Les travailleurs de l’art sont aujourd’hui les éclaireurs de la lutte contre la précarisation généralisée, comme l’ont été les Gilets Jaunes

Si cette lutte est puissance, c’est que les travailleurs de l’art sont aujourd’hui les éclaireurs de la lutte contre la précarisation généralisée, comme l’ont été les Gilets Jaunes et celles et ceux qui se sont mobilisés contre la réforme des retraites. Cette lutte est belle en ce qu’elle remet au centre l’essentiel : la pauvreté est de plus en plus massive dans notre pays, et c’est insupportable. La première urgence d’un gouvernement est plus que jamais d’éradiquer la pauvreté, comme le répète régulièrement Jean-Luc Mélenchon.

Mais l’incurie du gouvernement ne peut seule expliquer l’embrasement que nous sommes en train de vivre. Denis Gravouil, secrétaire général de la CGT Spectacle, écrivait le 16 mars : “S’il y a un tel engouement c’est parce que les gens en ont ras-le-bol de n’avoir vu préservés par le gouvernement que les rapports marchands. Ils veulent de la joie, de la bonne humeur, de la culture, des échanges hors richesse marchande”.
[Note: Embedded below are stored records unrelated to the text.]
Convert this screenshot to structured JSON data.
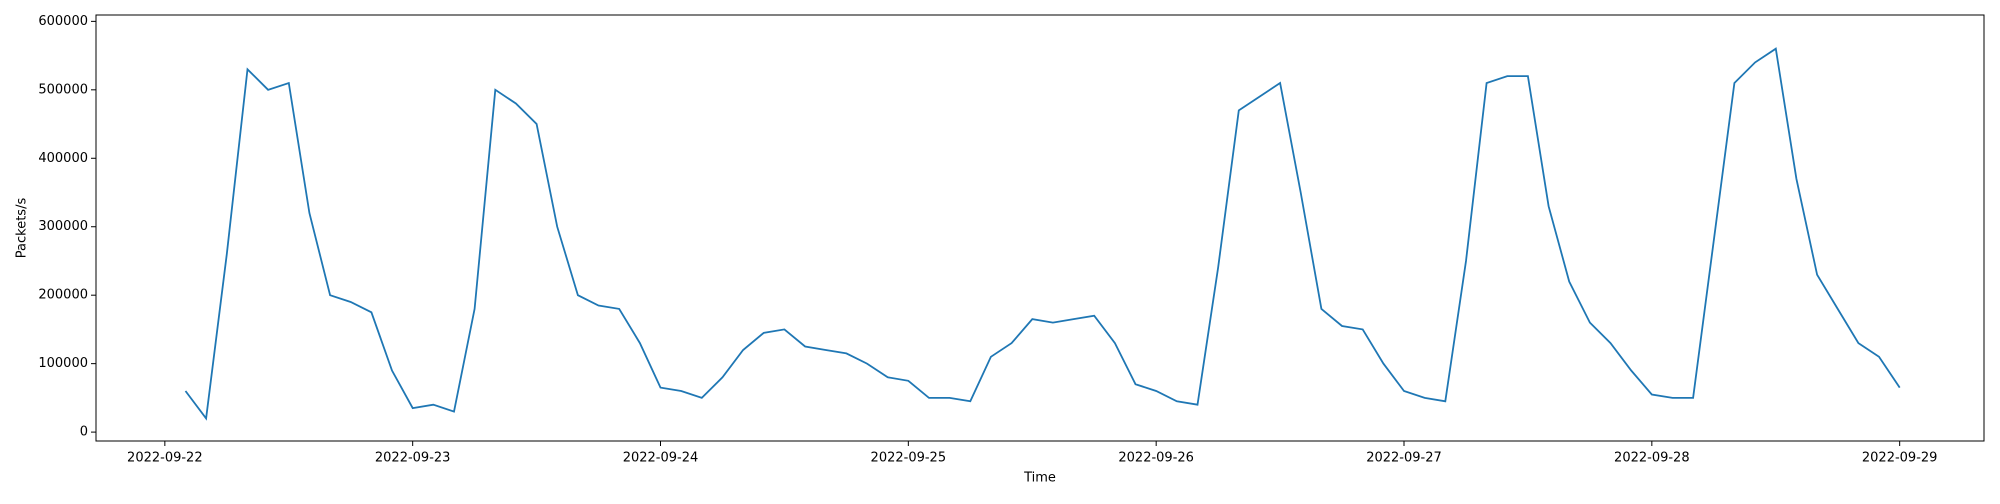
{
  "chart_data": {
    "type": "line",
    "xlabel": "Time",
    "ylabel": "Packets/s",
    "x": [
      "2022-09-22 02:00",
      "2022-09-22 04:00",
      "2022-09-22 06:00",
      "2022-09-22 08:00",
      "2022-09-22 10:00",
      "2022-09-22 12:00",
      "2022-09-22 14:00",
      "2022-09-22 16:00",
      "2022-09-22 18:00",
      "2022-09-22 20:00",
      "2022-09-22 22:00",
      "2022-09-23 00:00",
      "2022-09-23 02:00",
      "2022-09-23 04:00",
      "2022-09-23 06:00",
      "2022-09-23 08:00",
      "2022-09-23 10:00",
      "2022-09-23 12:00",
      "2022-09-23 14:00",
      "2022-09-23 16:00",
      "2022-09-23 18:00",
      "2022-09-23 20:00",
      "2022-09-23 22:00",
      "2022-09-24 00:00",
      "2022-09-24 02:00",
      "2022-09-24 04:00",
      "2022-09-24 06:00",
      "2022-09-24 08:00",
      "2022-09-24 10:00",
      "2022-09-24 12:00",
      "2022-09-24 14:00",
      "2022-09-24 16:00",
      "2022-09-24 18:00",
      "2022-09-24 20:00",
      "2022-09-24 22:00",
      "2022-09-25 00:00",
      "2022-09-25 02:00",
      "2022-09-25 04:00",
      "2022-09-25 06:00",
      "2022-09-25 08:00",
      "2022-09-25 10:00",
      "2022-09-25 12:00",
      "2022-09-25 14:00",
      "2022-09-25 16:00",
      "2022-09-25 18:00",
      "2022-09-25 20:00",
      "2022-09-25 22:00",
      "2022-09-26 00:00",
      "2022-09-26 02:00",
      "2022-09-26 04:00",
      "2022-09-26 06:00",
      "2022-09-26 08:00",
      "2022-09-26 10:00",
      "2022-09-26 12:00",
      "2022-09-26 14:00",
      "2022-09-26 16:00",
      "2022-09-26 18:00",
      "2022-09-26 20:00",
      "2022-09-26 22:00",
      "2022-09-27 00:00",
      "2022-09-27 02:00",
      "2022-09-27 04:00",
      "2022-09-27 06:00",
      "2022-09-27 08:00",
      "2022-09-27 10:00",
      "2022-09-27 12:00",
      "2022-09-27 14:00",
      "2022-09-27 16:00",
      "2022-09-27 18:00",
      "2022-09-27 20:00",
      "2022-09-27 22:00",
      "2022-09-28 00:00",
      "2022-09-28 02:00",
      "2022-09-28 04:00",
      "2022-09-28 06:00",
      "2022-09-28 08:00",
      "2022-09-28 10:00",
      "2022-09-28 12:00",
      "2022-09-28 14:00",
      "2022-09-28 16:00",
      "2022-09-28 18:00",
      "2022-09-28 20:00",
      "2022-09-28 22:00",
      "2022-09-29 00:00"
    ],
    "series": [
      {
        "color": "#1f77b4",
        "values": [
          60000,
          20000,
          260000,
          530000,
          500000,
          510000,
          320000,
          200000,
          190000,
          175000,
          90000,
          35000,
          40000,
          30000,
          180000,
          500000,
          480000,
          450000,
          300000,
          200000,
          185000,
          180000,
          130000,
          65000,
          60000,
          50000,
          80000,
          120000,
          145000,
          150000,
          125000,
          120000,
          115000,
          100000,
          80000,
          75000,
          50000,
          50000,
          45000,
          110000,
          130000,
          165000,
          160000,
          165000,
          170000,
          130000,
          70000,
          60000,
          45000,
          40000,
          240000,
          470000,
          490000,
          510000,
          350000,
          180000,
          155000,
          150000,
          100000,
          60000,
          50000,
          45000,
          250000,
          510000,
          520000,
          520000,
          330000,
          220000,
          160000,
          130000,
          90000,
          55000,
          50000,
          50000,
          280000,
          510000,
          540000,
          560000,
          370000,
          230000,
          180000,
          130000,
          110000,
          65000
        ]
      }
    ],
    "xlim": [
      "2022-09-21 17:20",
      "2022-09-29 08:10"
    ],
    "xticks": [
      "2022-09-22",
      "2022-09-23",
      "2022-09-24",
      "2022-09-25",
      "2022-09-26",
      "2022-09-27",
      "2022-09-28",
      "2022-09-29"
    ],
    "ylim": [
      -13000,
      609300
    ],
    "yticks": [
      0,
      100000,
      200000,
      300000,
      400000,
      500000,
      600000
    ]
  }
}
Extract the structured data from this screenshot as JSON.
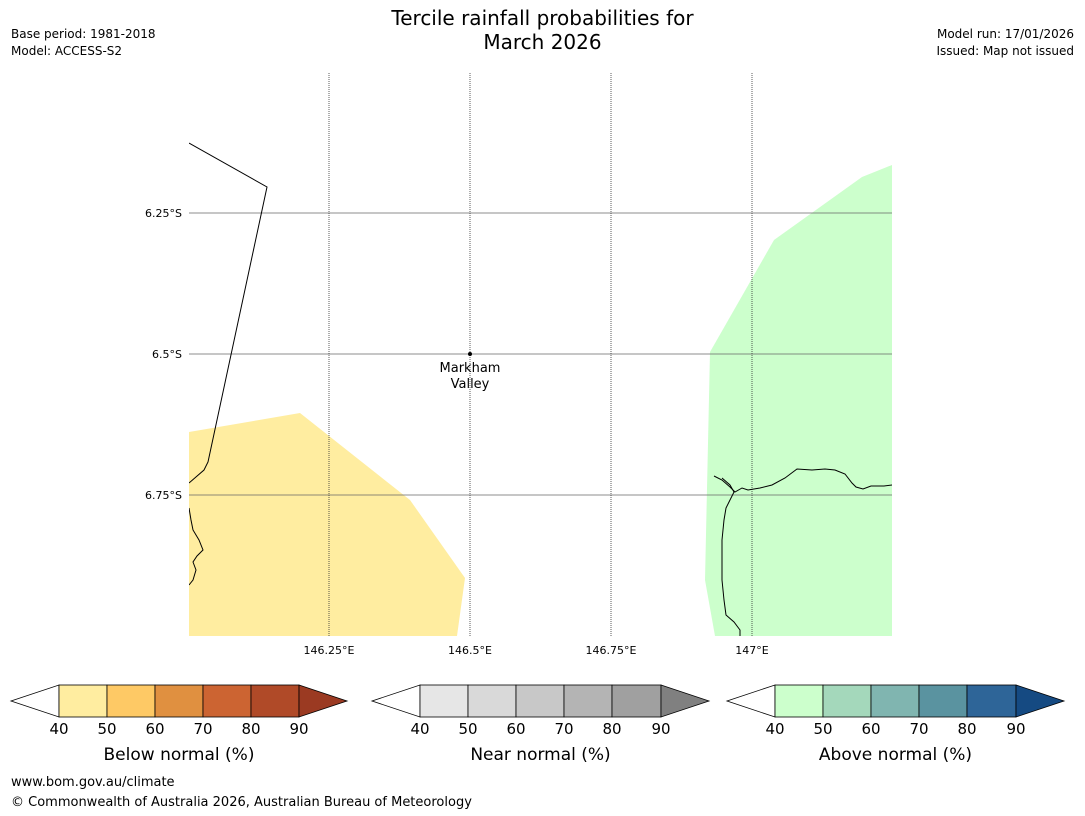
{
  "header": {
    "title_line1": "Tercile rainfall probabilities for",
    "title_line2": "March 2026",
    "base_period": "Base period: 1981-2018",
    "model": "Model: ACCESS-S2",
    "model_run": "Model run: 17/01/2026",
    "issued": "Issued: Map not issued"
  },
  "map": {
    "lat_labels": [
      "6.25°S",
      "6.5°S",
      "6.75°S"
    ],
    "lon_labels": [
      "146.25°E",
      "146.5°E",
      "146.75°E",
      "147°E"
    ],
    "place_name_line1": "Markham",
    "place_name_line2": "Valley",
    "region_colors": {
      "below_normal": "#ffeda0",
      "above_normal": "#ccffcc"
    }
  },
  "colorbars": [
    {
      "name": "below",
      "label": "Below normal (%)",
      "ticks": [
        "40",
        "50",
        "60",
        "70",
        "80",
        "90"
      ],
      "colors": [
        "#ffffff",
        "#ffeda0",
        "#fec965",
        "#e09040",
        "#cc6432",
        "#b04a28",
        "#9b3a22"
      ]
    },
    {
      "name": "near",
      "label": "Near normal (%)",
      "ticks": [
        "40",
        "50",
        "60",
        "70",
        "80",
        "90"
      ],
      "colors": [
        "#ffffff",
        "#e6e6e6",
        "#d9d9d9",
        "#c8c8c8",
        "#b4b4b4",
        "#a0a0a0",
        "#808080"
      ]
    },
    {
      "name": "above",
      "label": "Above normal (%)",
      "ticks": [
        "40",
        "50",
        "60",
        "70",
        "80",
        "90"
      ],
      "colors": [
        "#ffffff",
        "#ccffcc",
        "#a4d8bb",
        "#80b5b0",
        "#5a93a0",
        "#2e6598",
        "#154a82"
      ]
    }
  ],
  "footer": {
    "url": "www.bom.gov.au/climate",
    "copyright": "© Commonwealth of Australia 2026, Australian Bureau of Meteorology"
  }
}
Et les travailleurs de l’art sont bien en train de mettre à nu l’absence de considération absolue du gouvernement pour tout ce qui constitue la vie hors d’une vision brutale et inhumaine de création de richesse. Les travailleurs de l’art révèlent également au grand jour à nu l’idéologie mortifère de la macronie par leur façon de lutter. En occupant leurs lieux de travail, en organisant des agoras quotidiennes devant ces lieux occupés, c’est du commun qui peut se recréer. En liant leurs revendications à la proposition de moments artistiques, musicaux et festifs, elles et ils affirment que nous ne sommes pas uniquement des homo economicus, mais que nous avons un impérieux besoin de partager du sensible.
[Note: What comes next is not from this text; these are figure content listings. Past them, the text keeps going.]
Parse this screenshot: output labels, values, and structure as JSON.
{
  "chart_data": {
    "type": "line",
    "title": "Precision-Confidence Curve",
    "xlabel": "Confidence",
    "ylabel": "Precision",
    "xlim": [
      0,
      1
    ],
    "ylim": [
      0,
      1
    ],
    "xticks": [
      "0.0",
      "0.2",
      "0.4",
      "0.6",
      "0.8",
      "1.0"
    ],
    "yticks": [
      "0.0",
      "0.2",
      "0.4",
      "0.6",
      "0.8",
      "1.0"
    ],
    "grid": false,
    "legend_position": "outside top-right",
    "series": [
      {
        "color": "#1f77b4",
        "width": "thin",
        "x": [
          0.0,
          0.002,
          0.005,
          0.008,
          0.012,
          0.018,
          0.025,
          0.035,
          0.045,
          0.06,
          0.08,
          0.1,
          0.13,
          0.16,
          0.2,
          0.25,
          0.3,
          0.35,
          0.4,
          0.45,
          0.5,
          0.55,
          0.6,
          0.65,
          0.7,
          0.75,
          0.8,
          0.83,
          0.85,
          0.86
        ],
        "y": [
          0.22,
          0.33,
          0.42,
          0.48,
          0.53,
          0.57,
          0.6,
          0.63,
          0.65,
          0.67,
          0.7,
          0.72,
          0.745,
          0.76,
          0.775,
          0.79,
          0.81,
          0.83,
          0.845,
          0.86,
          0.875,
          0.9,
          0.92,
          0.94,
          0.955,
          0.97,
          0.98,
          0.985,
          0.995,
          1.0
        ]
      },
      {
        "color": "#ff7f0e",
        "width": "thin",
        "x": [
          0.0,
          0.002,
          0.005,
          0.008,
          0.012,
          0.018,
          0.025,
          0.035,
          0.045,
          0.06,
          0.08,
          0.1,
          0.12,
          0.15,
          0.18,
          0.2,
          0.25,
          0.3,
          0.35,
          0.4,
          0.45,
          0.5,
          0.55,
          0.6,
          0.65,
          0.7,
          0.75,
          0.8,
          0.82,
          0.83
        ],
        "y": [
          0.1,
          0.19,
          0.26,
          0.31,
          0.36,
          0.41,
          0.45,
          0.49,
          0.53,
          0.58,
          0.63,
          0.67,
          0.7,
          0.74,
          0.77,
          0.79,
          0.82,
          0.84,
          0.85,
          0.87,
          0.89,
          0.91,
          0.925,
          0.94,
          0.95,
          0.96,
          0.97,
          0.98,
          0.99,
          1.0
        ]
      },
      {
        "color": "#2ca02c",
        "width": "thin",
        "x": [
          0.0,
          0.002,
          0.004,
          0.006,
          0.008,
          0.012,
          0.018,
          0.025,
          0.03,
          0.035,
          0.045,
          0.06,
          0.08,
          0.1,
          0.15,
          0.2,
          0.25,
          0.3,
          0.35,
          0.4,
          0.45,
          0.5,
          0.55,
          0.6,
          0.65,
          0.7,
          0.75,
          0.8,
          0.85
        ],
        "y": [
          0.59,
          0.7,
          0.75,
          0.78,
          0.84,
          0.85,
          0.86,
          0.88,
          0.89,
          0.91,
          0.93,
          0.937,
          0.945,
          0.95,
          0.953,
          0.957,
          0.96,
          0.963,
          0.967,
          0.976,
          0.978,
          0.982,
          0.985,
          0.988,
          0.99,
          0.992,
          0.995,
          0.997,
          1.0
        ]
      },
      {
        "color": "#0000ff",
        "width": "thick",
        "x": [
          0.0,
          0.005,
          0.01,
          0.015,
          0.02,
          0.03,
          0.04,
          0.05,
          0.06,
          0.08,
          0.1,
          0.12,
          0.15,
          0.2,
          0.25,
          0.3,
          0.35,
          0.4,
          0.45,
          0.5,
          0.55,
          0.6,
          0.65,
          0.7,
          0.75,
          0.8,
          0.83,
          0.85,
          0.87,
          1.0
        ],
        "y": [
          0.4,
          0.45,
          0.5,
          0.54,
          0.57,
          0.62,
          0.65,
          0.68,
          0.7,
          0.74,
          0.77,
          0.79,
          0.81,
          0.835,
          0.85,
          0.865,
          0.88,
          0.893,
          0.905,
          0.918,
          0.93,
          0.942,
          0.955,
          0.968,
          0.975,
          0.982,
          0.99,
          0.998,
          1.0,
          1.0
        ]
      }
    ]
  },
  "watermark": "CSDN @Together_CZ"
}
Le printemps est inexorable : vivons !

Dans un monde rendu invivable par le néo-libéralisme qui précarise, isole et assèche les imaginaires, dans un monde où la crise du coronavirus rend impossible les moments partagés dans la légèreté, ces occupations de théâtres qui se sont multipliées constituent une bonne nouvelle car elles installent dans le coeur des villes des lieux où la “joie” et la “bonne humeur” peuvent se reconquérir, pour prendre les mots de Denis Gravouil. Ces occupations nous ouvrent des lieux pour vivre pleinement, comme des personnes libres et sensibles, et non dans le cadre d’échanges marchands. Avec les occupations, le printemps est inexorable, pour reprendre les mots du poète Pablo Neruda eux-mêmes choisis comme slogan de la mobilisation du SYNDEAC le week-end des 20 et 21 mars avec son appel à mobilisation #feuvertpourlaculture.
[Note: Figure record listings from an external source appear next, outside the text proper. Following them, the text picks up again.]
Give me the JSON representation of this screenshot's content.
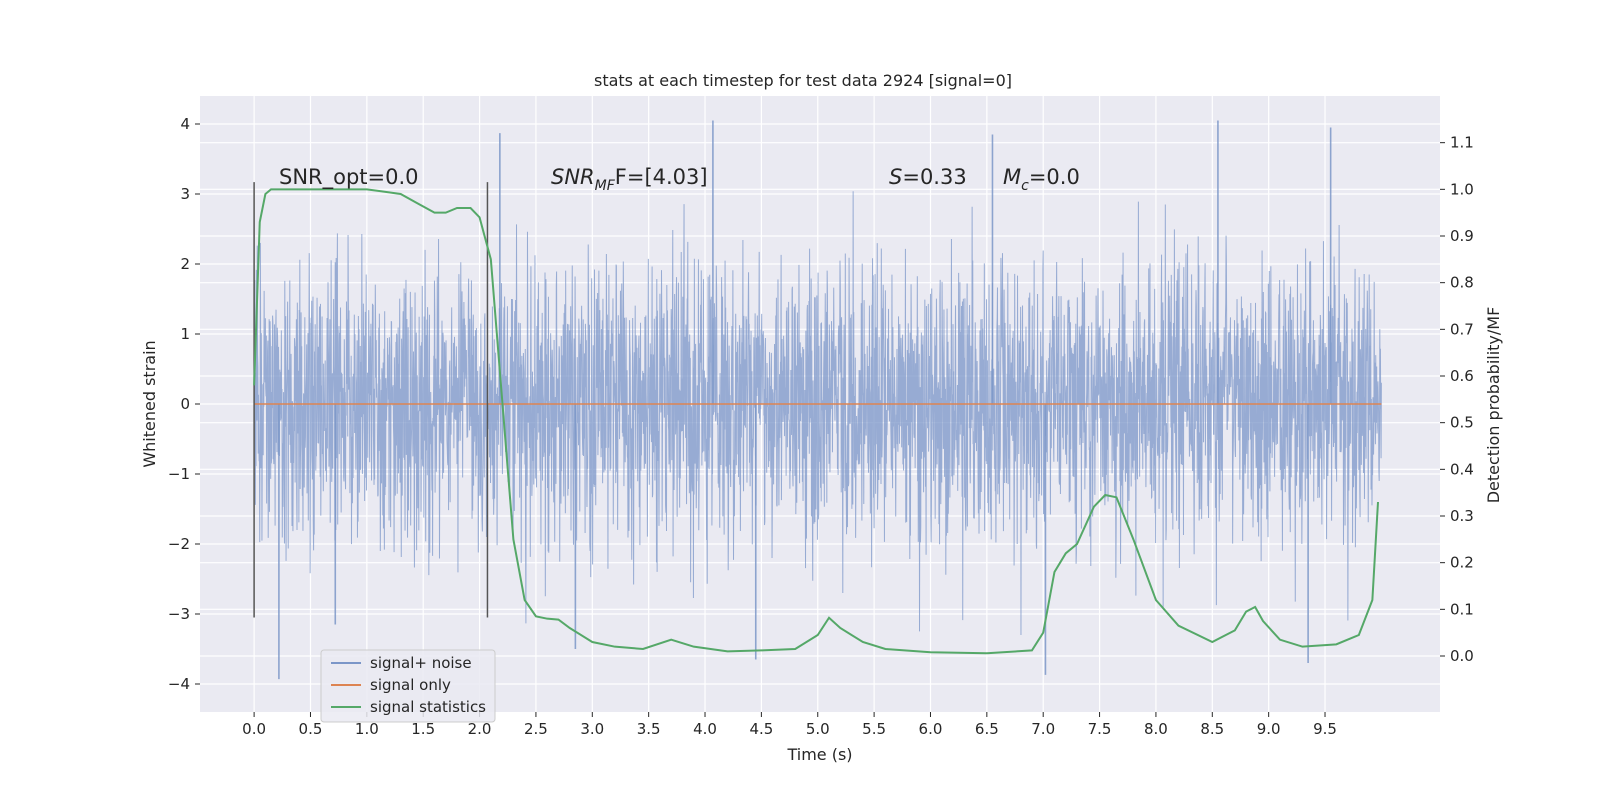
{
  "chart_data": {
    "type": "line",
    "title": "stats at each timestep for test data 2924 [signal=0]",
    "xlabel": "Time (s)",
    "ylabel": "Whitened strain",
    "y2label": "Detection probability/MF",
    "xlim": [
      -0.48,
      10.52
    ],
    "ylim": [
      -4.4,
      4.4
    ],
    "y2lim": [
      -0.12,
      1.2
    ],
    "xticks": [
      0.0,
      0.5,
      1.0,
      1.5,
      2.0,
      2.5,
      3.0,
      3.5,
      4.0,
      4.5,
      5.0,
      5.5,
      6.0,
      6.5,
      7.0,
      7.5,
      8.0,
      8.5,
      9.0,
      9.5
    ],
    "xtick_labels": [
      "0.0",
      "0.5",
      "1.0",
      "1.5",
      "2.0",
      "2.5",
      "3.0",
      "3.5",
      "4.0",
      "4.5",
      "5.0",
      "5.5",
      "6.0",
      "6.5",
      "7.0",
      "7.5",
      "8.0",
      "8.5",
      "9.0",
      "9.5"
    ],
    "yticks": [
      4,
      3,
      2,
      1,
      0,
      -1,
      -2,
      -3,
      -4
    ],
    "ytick_labels": [
      "4",
      "3",
      "2",
      "1",
      "0",
      "−1",
      "−2",
      "−3",
      "−4"
    ],
    "y2ticks": [
      1.1,
      1.0,
      0.9,
      0.8,
      0.7,
      0.6,
      0.5,
      0.4,
      0.3,
      0.2,
      0.1,
      0.0
    ],
    "y2tick_labels": [
      "1.1",
      "1.0",
      "0.9",
      "0.8",
      "0.7",
      "0.6",
      "0.5",
      "0.4",
      "0.3",
      "0.2",
      "0.1",
      "0.0"
    ],
    "grid": true,
    "legend_position": "lower-left",
    "colors": {
      "noise": "#7b96c8",
      "signal_only": "#dd8452",
      "statistics": "#55a868",
      "markers": "#555555",
      "background": "#eaeaf2"
    },
    "series": [
      {
        "name": "signal+ noise",
        "kind": "whitened strain time series (sample rate 2048 Hz, t 0.0 to 10.0 s)",
        "noise_rms": 1.0,
        "typical_envelope": [
          -2.0,
          2.3
        ],
        "extreme_peaks": [
          {
            "x": 2.18,
            "y": 3.87
          },
          {
            "x": 4.07,
            "y": 4.05
          },
          {
            "x": 6.55,
            "y": 3.85
          },
          {
            "x": 8.55,
            "y": 4.05
          },
          {
            "x": 9.55,
            "y": 3.95
          },
          {
            "x": 0.22,
            "y": -3.93
          },
          {
            "x": 7.02,
            "y": -3.87
          },
          {
            "x": 9.35,
            "y": -3.7
          },
          {
            "x": 4.45,
            "y": -3.65
          },
          {
            "x": 2.85,
            "y": -3.5
          },
          {
            "x": 0.72,
            "y": -3.15
          }
        ]
      },
      {
        "name": "signal only",
        "x": [
          0.0,
          10.0
        ],
        "y": [
          0.0,
          0.0
        ]
      },
      {
        "name": "signal statistics",
        "axis": "right",
        "x": [
          0.0,
          0.05,
          0.1,
          0.15,
          0.25,
          0.5,
          1.0,
          1.3,
          1.45,
          1.6,
          1.7,
          1.8,
          1.92,
          2.0,
          2.1,
          2.2,
          2.3,
          2.4,
          2.5,
          2.6,
          2.7,
          2.8,
          3.0,
          3.2,
          3.45,
          3.7,
          3.9,
          4.2,
          4.5,
          4.8,
          5.0,
          5.1,
          5.2,
          5.4,
          5.6,
          6.0,
          6.5,
          6.9,
          7.0,
          7.1,
          7.2,
          7.3,
          7.45,
          7.55,
          7.65,
          7.8,
          8.0,
          8.2,
          8.5,
          8.7,
          8.8,
          8.88,
          8.95,
          9.1,
          9.3,
          9.6,
          9.8,
          9.92,
          9.97
        ],
        "y": [
          0.58,
          0.93,
          0.99,
          1.0,
          1.0,
          1.0,
          1.0,
          0.99,
          0.97,
          0.95,
          0.95,
          0.96,
          0.96,
          0.94,
          0.85,
          0.55,
          0.25,
          0.12,
          0.085,
          0.08,
          0.078,
          0.06,
          0.03,
          0.02,
          0.015,
          0.035,
          0.02,
          0.01,
          0.012,
          0.015,
          0.045,
          0.082,
          0.06,
          0.03,
          0.015,
          0.008,
          0.006,
          0.012,
          0.05,
          0.18,
          0.22,
          0.24,
          0.32,
          0.345,
          0.34,
          0.25,
          0.12,
          0.065,
          0.03,
          0.055,
          0.095,
          0.105,
          0.075,
          0.035,
          0.02,
          0.025,
          0.045,
          0.12,
          0.33
        ]
      }
    ],
    "vertical_markers": [
      {
        "x": 0.0,
        "y_from": -3.05,
        "y_to": 3.17
      },
      {
        "x": 2.07,
        "y_from": -3.05,
        "y_to": 3.17
      }
    ],
    "annotations": [
      {
        "text": "SNR_opt=0.0",
        "x": 0.2,
        "y": 3.2
      },
      {
        "text_main": "SNR",
        "text_sub": "MF",
        "text_rest": "F=[4.03]",
        "x": 2.6,
        "y": 3.2
      },
      {
        "text_main": "S",
        "text_rest": "=0.33",
        "x": 5.6,
        "y": 3.2
      },
      {
        "text_main": "M",
        "text_sub": "c",
        "text_rest": "=0.0",
        "x": 6.6,
        "y": 3.2
      }
    ]
  }
}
Les travailleurs de l’art se mettent donc aujourd’hui au service d’une triple lutte. D’abord, pour la joie et le partage du sensible, ensuite, pour la défense de leurs conditions matérielles d’existence et de leurs droits. Enfin, après avoir participé aux manifestations contre la réforme des retraites (notamment avec le collectif “Art en grève”) ou encore aux manifestations des Gilets Jaunes (notamment avec le collectif “Yellow Submarine”), ils et elles se mobilisent pour l’intérêt général. A l’austérité d’une vie précaire, opposons la joie d’une lutte pour une vie solidaire.

On ne peut que remercier les travailleurs de l’art qui rallument une lumière au bout du chemin. Partout où nous sommes, soutenons-les massivement et faisons plier Macron et son monde.